Across multiple banks, the losses could be in the billions.
This explains why share prices of banks around the world weakened last week, as investors fretted about the effect on profits in the Turkish currency crisis. As global bank valuations sunk, a comparative analysis made it easy for investors to opt to sell the banking sector indiscriminately.
I remember, in the summer of 2007, there was an article buried in a UK financial newspaper that referred to unusual and arcane loan movements by the ECB.
While it received little attention, it was actually a red flag about disturbing developments deep inside the banking system, which were early indicators of a looming credit crisis.
That mushroomed into a monster event, which consumed the global economy for years.

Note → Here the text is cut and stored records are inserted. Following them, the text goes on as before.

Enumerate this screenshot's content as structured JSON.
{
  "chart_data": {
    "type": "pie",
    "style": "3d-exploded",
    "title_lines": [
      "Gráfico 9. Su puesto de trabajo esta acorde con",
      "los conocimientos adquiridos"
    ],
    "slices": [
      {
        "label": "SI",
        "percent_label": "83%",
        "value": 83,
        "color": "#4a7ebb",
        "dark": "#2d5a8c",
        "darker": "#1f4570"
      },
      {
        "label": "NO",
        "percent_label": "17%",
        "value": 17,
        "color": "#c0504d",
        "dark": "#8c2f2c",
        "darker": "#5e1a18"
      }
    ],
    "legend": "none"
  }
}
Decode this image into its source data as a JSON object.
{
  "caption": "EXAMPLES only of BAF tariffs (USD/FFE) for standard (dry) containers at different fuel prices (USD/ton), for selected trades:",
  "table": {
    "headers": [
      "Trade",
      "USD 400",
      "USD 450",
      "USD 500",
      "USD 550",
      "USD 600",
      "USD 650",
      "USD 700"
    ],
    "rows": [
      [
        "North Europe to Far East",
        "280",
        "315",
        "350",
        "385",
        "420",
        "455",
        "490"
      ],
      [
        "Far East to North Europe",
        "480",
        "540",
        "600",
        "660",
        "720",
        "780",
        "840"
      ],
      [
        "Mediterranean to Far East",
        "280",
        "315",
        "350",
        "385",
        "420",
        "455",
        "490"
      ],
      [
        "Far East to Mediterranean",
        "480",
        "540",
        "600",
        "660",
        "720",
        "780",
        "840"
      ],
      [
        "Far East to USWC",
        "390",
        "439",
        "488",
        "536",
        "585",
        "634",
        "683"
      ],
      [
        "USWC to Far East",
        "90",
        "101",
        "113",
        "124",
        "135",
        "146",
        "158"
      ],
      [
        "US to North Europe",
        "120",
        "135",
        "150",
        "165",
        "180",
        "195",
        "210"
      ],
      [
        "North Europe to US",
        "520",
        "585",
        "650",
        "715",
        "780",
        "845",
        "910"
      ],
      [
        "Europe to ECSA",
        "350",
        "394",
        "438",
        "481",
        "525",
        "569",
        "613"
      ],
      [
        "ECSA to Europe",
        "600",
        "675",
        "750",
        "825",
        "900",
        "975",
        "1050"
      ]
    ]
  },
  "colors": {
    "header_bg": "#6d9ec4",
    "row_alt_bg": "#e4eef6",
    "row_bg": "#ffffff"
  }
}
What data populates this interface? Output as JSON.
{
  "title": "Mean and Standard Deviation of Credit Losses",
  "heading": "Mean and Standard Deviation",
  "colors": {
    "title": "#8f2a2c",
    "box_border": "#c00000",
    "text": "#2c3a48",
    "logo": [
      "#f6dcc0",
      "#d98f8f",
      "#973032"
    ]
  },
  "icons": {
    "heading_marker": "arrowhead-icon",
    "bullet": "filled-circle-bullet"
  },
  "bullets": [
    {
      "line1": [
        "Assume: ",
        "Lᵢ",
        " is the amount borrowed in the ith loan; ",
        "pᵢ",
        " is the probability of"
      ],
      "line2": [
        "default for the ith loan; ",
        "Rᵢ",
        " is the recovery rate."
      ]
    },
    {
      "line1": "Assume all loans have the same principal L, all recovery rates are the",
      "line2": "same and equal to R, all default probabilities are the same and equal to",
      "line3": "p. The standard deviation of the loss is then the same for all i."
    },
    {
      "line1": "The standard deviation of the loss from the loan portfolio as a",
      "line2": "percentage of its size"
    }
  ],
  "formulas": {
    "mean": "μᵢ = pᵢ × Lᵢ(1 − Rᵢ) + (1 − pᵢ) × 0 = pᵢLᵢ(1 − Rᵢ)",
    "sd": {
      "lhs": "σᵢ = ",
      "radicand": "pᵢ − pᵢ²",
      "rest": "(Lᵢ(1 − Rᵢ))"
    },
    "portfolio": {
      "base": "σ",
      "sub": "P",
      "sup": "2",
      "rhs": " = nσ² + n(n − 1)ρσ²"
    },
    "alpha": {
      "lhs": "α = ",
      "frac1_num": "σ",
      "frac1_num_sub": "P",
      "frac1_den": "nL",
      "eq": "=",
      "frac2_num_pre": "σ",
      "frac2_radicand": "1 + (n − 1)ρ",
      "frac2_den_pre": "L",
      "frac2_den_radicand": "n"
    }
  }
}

In the late 1990s, an arcane and low-profile hedge fund, Long-Term Capital Management, collapsed.
It lost $4.6bn in just four months and created chaos for a number of banks, before it was bailed out.
All of these examples are reminders that we live in a highly unpredictable world.
While it is neat to imagine any of us can confidently predict economic or personal futures, we have only limited control over what happens tomorrow, never mind next year.
I remember this when listening to pundits confidently explain how investors will make a fortune because X, Y, and Z will occur over the next number of years. These gurus make a living pretending that they understand the future, when all they are outlining is a series of probabilities.
Many of these experts, especially on US financial TV channels, are often in their early to mid-30s.
That means none of them have ever actually experienced a proper bear market.
Those of us old enough to have scars on our backs from the spectacular crash that started in 2008 know Mr Market has a nasty habit of upturning all confident predictions and delivering a devastating collapse in financial asset values.
Any investor, be they professional or someone saving for a pension, must remember those historic events, when putting hard-earned money to work.
It is vital to have a diversified portfolio, shares in companies with strong balance sheets that can absorb shocks, and an ability to distribute dividends, even when times are difficult.
Think about geographic and asset class diversification, too, because, if you do not, a risk exists of a butterfly effect obliterating your investment, at short and unpredictable notice.